Leur plus grande crainte ? « Si l’école de La Couarde devait fermer. En 2008, mon plus grand regret a été la fermeture d’une classe, on se bagarre pour cette école, on travaille au RPI (Regroupement pédagogique intercommunal) avec Saint-Martin, on fait des efforts importants en termes de logements, avec 27 nouveaux logements sociaux prévus à La Couarde et 25 à Saint-Martin, soit plus de cinquante nouveaux logements dans les trois ans. Une école est essentielle à la vie d’un village. »
Gisèle Vergnon est pour sa part « chagrinée » voire inquiète par la qualité de la restauration collective (scolaire, crèches, maisons de retraite, CDAIR) sur l’île de Ré.
Ouvrir une nouvelle page, sans regrets
Auront-ils des regrets, à l’heure de rendre leur écharpe de maire ? « J’ai du mal à regarder derrière, j’ai des projets personnels, je n’aurai pas de regrets », affirme le maire de La Couarde qui s’interroge toutefois sur l’évolution des moyens des collectivités, même sur l’île de Ré, même à la CdC. Pas de regrets non plus en perspective pour la maire de Sainte-Marie, qui espère surtout que l’île de Ré et sa CdC resteront « préservées » de la Communauté d’agglomération rochelaise. « Même si les élus rochelais nous disent que cela ne changerait rien, je crois tout le contraire et l’île de Ré perdrait à coup sûr son identité. »
Pour être un bon maire, à leurs yeux, il faut beaucoup d’écoute et d’humanisme, agir en son âme et conscience, savoir écouter et ensuite prendre les bonnes décisions, savoir dire non à des administrés mais aussi à des élus ou des collaborateurs. Et surtout ne pas attendre de remerciements. « Les reproches sont difficiles à encaisser sur le coup mais on passe vite à autre chose, on est là pour le regard collectif ! »

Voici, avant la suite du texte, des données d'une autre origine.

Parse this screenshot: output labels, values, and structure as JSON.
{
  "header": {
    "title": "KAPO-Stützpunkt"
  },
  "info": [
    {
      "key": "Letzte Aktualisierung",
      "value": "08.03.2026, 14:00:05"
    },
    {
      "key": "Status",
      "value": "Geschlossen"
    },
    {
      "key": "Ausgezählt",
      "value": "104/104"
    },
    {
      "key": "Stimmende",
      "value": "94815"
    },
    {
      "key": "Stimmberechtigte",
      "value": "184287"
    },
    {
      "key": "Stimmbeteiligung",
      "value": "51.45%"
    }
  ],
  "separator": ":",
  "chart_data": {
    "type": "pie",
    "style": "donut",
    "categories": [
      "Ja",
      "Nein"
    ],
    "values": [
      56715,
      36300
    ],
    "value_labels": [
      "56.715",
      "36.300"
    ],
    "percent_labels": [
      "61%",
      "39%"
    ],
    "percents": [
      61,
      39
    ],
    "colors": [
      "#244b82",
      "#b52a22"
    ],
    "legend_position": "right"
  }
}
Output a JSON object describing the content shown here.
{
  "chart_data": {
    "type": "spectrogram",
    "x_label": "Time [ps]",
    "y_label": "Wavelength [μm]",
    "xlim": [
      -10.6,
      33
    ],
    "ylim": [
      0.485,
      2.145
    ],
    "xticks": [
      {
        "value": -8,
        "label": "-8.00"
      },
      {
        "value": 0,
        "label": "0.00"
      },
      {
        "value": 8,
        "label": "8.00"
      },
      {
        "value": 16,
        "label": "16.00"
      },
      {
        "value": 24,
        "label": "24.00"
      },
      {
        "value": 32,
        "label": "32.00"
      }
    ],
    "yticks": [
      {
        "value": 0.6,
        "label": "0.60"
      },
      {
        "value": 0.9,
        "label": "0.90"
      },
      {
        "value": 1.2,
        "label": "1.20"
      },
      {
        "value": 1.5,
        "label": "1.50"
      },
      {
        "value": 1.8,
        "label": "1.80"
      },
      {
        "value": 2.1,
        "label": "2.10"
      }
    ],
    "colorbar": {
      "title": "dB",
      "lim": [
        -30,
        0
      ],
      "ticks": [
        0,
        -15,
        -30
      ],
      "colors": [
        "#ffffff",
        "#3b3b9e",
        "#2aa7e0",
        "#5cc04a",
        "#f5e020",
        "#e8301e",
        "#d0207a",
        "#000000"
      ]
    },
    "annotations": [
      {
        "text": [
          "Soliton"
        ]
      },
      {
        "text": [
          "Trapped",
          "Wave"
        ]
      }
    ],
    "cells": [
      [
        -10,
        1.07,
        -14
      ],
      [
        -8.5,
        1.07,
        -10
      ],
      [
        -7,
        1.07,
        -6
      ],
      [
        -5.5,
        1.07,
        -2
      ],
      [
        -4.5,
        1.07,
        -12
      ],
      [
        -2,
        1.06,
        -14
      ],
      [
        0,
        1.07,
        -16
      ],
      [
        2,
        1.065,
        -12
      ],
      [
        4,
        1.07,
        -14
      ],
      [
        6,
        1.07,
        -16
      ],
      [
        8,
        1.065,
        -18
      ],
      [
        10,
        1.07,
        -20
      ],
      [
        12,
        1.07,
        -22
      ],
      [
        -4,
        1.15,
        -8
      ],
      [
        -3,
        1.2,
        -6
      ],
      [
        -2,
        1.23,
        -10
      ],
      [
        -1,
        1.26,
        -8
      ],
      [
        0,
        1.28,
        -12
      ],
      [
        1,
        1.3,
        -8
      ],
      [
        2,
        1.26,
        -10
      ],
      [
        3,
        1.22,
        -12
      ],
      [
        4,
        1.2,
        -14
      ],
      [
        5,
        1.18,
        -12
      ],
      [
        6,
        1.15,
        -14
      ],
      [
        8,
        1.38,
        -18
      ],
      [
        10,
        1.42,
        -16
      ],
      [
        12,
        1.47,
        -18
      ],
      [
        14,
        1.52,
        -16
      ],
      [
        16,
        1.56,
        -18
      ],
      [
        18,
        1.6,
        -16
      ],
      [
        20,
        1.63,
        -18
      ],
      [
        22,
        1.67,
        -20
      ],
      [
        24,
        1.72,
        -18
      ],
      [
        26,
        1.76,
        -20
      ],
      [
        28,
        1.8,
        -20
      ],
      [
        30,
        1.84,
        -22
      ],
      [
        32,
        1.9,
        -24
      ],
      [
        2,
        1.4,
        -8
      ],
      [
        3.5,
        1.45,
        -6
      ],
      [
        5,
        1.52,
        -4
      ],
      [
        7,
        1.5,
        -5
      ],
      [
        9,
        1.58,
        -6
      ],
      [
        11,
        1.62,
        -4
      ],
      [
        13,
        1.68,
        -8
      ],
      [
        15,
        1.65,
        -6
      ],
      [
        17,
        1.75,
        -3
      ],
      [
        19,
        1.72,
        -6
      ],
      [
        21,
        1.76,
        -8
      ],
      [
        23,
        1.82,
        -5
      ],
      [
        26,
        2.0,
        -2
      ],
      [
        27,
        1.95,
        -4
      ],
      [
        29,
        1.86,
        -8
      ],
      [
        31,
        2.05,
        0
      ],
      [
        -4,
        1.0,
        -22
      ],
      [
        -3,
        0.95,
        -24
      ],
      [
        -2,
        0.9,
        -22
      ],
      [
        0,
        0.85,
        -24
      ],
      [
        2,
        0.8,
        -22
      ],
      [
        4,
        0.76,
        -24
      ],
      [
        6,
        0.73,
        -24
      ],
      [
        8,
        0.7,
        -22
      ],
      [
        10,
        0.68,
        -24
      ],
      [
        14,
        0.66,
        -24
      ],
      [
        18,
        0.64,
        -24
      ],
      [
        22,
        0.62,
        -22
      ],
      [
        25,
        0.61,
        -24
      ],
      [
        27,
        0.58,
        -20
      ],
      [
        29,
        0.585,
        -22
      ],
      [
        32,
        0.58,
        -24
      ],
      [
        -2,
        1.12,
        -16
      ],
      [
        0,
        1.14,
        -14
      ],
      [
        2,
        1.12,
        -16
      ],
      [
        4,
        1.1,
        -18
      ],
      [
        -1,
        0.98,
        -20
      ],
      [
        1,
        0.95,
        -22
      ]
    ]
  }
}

Une fois n’est pas coutume, Ré à la Hune remercie ces deux maires de leur disponibilité et de leur confiance souvent manifestée depuis 2008, notre journal (créé fin 2007) a grandi avec eux, les a observés, a témoigné de leurs actions et continuera son chemin, en espérant les croiser régulièrement au détour d’une venelle de village, sur un chemin de marais… ou au fil des mots qui remplissent nos pages.